By Mark Doyle
When Stevan Jovetic’s right knee gave way during a pre-season training session in Siero a Sieve last August, the snap of his anterior cruciate ligament was heard by team-mates standing as far as 10 metres away.
So severe was the damage that doctors decided upon two separate operations and informed the Fiorentina forward that he would require at least six months of rehabilitation after the second procedure, which they pencilled in for October.
A determined Jovetic spoke optimistically in March of this year of being just over a month away from a return to first-team action and yet even May came too soon for the former Partizan Belgrade starlet.
Unsurprisingly, the delay led many Fiorentina fans to fear the worst and there were unsubstantiated rumours that Jovetic’s career was in jeopardy, and that even if he did return he might never be the same player again.
Either scenario would have been a tragedy in sporting terms.
Jo-Jo | Conquered Liverpool, almost downed Bayern. Next up: England
Indeed, Jovetic has seemed destined for greatness ever since he made his debut for Partizan Belgrade as a 16-year-old in April 2006. Within two seasons the slender teenager with an uncanny resemblance to ‘Weird Al’ Yankovic (albeit without the dodgy moustache) was club captain and attracting the interest of Europe’s elite.
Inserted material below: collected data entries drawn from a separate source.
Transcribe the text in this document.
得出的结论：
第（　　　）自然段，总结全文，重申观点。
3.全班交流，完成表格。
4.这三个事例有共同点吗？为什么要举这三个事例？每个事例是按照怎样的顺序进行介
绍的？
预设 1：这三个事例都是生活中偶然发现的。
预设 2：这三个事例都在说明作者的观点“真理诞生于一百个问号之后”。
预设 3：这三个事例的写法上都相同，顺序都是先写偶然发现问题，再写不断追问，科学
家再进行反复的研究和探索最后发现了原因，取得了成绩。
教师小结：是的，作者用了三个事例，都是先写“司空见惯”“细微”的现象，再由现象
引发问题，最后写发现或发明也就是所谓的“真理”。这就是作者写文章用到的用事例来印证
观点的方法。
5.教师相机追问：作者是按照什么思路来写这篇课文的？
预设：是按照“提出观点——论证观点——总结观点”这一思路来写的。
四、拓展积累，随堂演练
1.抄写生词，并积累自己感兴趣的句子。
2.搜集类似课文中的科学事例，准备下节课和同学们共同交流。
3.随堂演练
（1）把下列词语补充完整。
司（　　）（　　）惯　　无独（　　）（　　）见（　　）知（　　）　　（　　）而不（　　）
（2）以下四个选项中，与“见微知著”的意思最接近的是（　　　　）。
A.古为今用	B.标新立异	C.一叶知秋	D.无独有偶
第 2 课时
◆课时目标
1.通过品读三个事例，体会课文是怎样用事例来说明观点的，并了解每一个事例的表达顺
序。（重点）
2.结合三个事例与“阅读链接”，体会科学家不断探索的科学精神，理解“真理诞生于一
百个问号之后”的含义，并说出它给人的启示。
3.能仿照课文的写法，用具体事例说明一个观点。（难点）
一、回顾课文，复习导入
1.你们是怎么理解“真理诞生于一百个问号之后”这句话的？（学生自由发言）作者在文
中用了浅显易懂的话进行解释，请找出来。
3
Manchester United monitored his development particularly closely and yet when it came to doing business with Paritzan, the Red Devils instead moved for Jovetic’s team-mates Zoran Tosic and Adem Ljajic. How Sir Alex Ferguson must regret those deals.
United’s loss was Fiorentina’s gain, the Italians swooping in the summer of 2008 to sign one of the most coveted youngsters on the European scene for a relative snip at €8 million.
Jovetic arrived in Florence touted as ‘the Montenegrin Messi’ but because of his silky dribbling skills, deceptive pace, sublime touch, genuine two-footedness and mop of curly hair, it wasn’t long before the locals began drawing comparisons with one of their former idols, Roberto Baggio.
|JOVETIC | CAREER STATS
‘Jo-Jo’, as he had now been nicknamed by an adoring Florentine faithful, scored the equalising goal in the 1-1 draw with Sporting Lisbon at the Artemio Franchi which secured qualification for the Champions League proper before announcing himself to English audiences by bagging a brace in a 2-0 victory over Liverpool in the pool stages.
Jovetic produced a second scintillating display against a European heavyweight in the knockout stages, but his two goals in the last-16 second leg clash with Bayern Munich were not enough to prevent Fiorentina from controversially bowing out on the away goals rule.
The Champions League exit came as a massive disappointment to Jovetic, as did their eventual failure to claim a European place at the end of the season. However, nothing compared to the feeling of desolation ‘Jo-Jo’ experienced in the run-up to the following campaign.
Indeed, Jovetic has described the moment his right knee buckled under his own weight as the worst of his life, admitting that he was reduced to tears as he lay prostrate in the dressing rooms at Fiorentina’s training base, fearing the worst.
However, after months spent feeling sorry for himself, Jovetic embraced the power of positive thinking after discovering ‘The Secret’, a self-help book written by Rhonda Byrne which famously became a best seller after being endorsed by none other than Oprah Winfrey. It led a reinvigorated Jovetic to boldly declare in an interview with La Gazzetta dello Sport ahead of his comeback: “I will return stronger than before.”
Certainly, the early signs are encouraging. There was a goal in his first outing of 2011-12, for Montenegro in their 2-1 defeat to Wales in Cardiff at the start of the month, while he struck twice in a 3-0 win over Parma a fortnight ago.
Doubts remain after some ineffective performances of late, most recently against Lazio on Sunday. But, what is certain is that those doubts will have little effect on a player whose resolve now seems as great as his talent.
As he mused earlier this month: “I can see the bright side of my injury: when I arrived in Florence I was little more than a child, now I have become a man."